Regressive laws blamed for Yamaha's exit
YB 125Z is the third bike in the 125cc category. PHOTO COURTESY: Yamaha Motor Pakistan
"Yamaha's exit from a country with the 5th largest population in the world, where motorcycles are the preferred mode of transport for more than 80% of the people, is a sorry state of affairs." This was stated by Abdul Waheed Khan, Director General, Pakistan Automotive Manufacturers Association (PAMA).
According to media reports, Yamaha Motorcycles Pakistan Limited, in a letter addressed to its dealers, informed them of its decision to discontinue operations in Pakistan, 10 years after its return in 2015.
"Yamaha had made significant strides in indigenisation, job creation, technology transfer, and skills development. In the two-wheeler industry, after Honda, only Yamaha was able to localise engine production in Pakistan. This is no small feat by any means," he added. Established with an investment of around $100 million, Yamaha's presence was considered a milestone in the local automotive landscape. The company followed global best practices and was regarded as a principled business organisation. "It is a shame, but it had to exit due to the regressive policies of the government," Waheed observed.
Explaining the possible reasons behind Yamaha's decision, he said the automotive industry is subject to mandatory export requirements. Any company unable to achieve its targets becomes ineligible to import raw materials and components for manufacturing. "This regressive law, enacted against ground realities, is proving to be the last nail in the coffin of an already struggling auto industry," Waheed remarked.

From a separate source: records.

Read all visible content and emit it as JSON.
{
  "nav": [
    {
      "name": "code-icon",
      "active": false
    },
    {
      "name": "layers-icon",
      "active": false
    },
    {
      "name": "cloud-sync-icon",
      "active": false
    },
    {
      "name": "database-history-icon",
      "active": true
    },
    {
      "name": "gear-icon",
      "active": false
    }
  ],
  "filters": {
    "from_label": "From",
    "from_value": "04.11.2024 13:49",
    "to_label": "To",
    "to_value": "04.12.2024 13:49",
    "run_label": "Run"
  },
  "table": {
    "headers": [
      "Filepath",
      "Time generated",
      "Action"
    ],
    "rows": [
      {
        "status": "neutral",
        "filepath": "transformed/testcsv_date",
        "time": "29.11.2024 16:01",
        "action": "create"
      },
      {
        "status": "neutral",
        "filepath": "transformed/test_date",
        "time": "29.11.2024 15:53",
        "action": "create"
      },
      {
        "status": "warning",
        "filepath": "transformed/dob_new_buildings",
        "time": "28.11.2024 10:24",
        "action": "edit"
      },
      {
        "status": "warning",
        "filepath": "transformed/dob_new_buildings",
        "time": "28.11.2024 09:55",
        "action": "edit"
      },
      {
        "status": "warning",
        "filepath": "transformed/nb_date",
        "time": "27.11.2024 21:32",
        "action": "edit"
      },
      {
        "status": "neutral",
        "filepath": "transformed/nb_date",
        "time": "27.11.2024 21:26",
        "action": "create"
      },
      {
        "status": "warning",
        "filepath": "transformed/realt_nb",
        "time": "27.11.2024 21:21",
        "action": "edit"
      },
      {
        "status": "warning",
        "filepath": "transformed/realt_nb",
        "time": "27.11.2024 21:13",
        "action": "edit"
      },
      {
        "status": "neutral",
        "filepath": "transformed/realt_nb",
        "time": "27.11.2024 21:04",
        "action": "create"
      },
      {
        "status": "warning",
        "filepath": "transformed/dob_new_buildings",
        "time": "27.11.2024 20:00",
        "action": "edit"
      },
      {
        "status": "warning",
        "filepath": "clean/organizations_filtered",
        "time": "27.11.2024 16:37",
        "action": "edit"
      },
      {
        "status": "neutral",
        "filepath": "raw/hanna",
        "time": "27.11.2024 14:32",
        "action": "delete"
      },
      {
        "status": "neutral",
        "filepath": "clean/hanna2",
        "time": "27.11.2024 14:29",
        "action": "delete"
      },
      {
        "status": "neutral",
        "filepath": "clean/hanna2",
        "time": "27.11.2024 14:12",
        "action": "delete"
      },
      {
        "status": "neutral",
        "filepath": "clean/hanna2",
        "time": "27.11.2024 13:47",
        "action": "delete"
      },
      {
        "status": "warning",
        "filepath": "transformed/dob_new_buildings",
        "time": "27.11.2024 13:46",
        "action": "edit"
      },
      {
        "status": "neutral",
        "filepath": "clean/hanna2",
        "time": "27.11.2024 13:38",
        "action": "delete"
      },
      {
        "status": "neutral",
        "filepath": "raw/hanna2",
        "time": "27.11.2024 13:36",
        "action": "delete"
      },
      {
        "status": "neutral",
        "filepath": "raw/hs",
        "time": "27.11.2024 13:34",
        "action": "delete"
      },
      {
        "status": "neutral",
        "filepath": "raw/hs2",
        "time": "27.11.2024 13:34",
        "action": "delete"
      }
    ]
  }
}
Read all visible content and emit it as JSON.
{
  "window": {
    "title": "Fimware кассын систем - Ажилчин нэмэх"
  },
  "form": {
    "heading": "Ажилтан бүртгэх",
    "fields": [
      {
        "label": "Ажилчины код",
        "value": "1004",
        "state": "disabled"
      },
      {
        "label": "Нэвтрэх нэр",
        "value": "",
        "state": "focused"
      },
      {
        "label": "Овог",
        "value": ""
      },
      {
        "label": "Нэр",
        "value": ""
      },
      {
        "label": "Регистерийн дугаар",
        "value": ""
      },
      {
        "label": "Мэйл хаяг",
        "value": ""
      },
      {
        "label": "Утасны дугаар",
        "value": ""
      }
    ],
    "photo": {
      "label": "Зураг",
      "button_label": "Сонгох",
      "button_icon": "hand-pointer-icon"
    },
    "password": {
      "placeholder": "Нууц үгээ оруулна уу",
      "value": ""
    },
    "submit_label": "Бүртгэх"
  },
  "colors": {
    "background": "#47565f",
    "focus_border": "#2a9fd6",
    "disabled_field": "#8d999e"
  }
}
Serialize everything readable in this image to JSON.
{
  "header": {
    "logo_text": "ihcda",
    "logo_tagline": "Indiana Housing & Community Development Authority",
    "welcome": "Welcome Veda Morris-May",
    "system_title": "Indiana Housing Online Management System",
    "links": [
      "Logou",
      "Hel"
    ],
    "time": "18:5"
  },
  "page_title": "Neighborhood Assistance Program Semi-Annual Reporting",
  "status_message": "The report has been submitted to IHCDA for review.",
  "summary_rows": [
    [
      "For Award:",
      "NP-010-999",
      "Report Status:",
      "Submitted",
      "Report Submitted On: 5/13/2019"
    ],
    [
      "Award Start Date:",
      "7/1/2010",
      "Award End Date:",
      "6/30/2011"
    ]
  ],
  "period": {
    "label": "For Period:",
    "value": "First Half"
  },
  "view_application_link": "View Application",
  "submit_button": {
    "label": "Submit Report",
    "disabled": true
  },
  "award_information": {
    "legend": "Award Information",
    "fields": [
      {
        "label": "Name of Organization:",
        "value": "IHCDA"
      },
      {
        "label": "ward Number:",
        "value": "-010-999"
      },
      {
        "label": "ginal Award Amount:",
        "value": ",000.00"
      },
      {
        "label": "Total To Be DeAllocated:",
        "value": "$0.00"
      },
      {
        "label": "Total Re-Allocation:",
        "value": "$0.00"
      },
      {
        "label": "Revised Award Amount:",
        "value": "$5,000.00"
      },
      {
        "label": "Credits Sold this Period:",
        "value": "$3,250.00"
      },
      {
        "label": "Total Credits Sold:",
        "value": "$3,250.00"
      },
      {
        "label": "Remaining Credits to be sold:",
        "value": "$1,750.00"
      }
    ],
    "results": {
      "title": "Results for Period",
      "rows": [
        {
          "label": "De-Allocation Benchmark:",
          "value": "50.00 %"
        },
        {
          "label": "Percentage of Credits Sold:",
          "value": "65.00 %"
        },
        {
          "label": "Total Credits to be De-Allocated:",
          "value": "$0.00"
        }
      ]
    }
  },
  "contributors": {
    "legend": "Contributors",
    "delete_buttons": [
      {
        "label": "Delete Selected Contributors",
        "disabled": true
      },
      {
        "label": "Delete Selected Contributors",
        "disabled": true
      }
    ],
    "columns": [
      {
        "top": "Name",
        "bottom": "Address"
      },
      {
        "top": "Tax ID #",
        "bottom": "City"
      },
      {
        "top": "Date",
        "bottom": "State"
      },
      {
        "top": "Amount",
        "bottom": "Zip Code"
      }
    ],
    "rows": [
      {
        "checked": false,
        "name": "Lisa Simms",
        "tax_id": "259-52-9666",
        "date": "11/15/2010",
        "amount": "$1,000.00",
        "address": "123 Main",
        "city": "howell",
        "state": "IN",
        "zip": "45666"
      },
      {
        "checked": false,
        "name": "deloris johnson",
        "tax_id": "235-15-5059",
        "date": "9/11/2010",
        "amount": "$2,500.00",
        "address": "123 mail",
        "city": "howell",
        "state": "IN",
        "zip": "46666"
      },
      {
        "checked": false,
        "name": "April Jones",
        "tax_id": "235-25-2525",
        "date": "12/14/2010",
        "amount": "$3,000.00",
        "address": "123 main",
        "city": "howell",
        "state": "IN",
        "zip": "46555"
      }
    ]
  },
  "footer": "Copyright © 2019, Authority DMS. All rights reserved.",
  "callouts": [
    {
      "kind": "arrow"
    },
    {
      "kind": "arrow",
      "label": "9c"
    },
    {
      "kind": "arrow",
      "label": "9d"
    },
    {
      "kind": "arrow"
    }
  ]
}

To make matters worse, the recently promulgated "Motor Vehicle Development Act 2025" has further alarmed industry players. The act places routine and petty business matters under criminal law that were historically dealt with under civil law. As a result, prominent business leaders can be arrested and handed prolonged sentences for minor issues. "This is catastrophic for foreign investors and not acceptable at all," Waheed stressed.
The DG PAMA noted that the automotive sector is already grappling with economic uncertainty, regulatory short-sightedness, rupee devaluation, heavy taxation, high costs of doing business, and a shortage of foreign exchange. "Foreign direct investment is negligible, and many globally recognised organisations have already left Pakistan," Waheed added.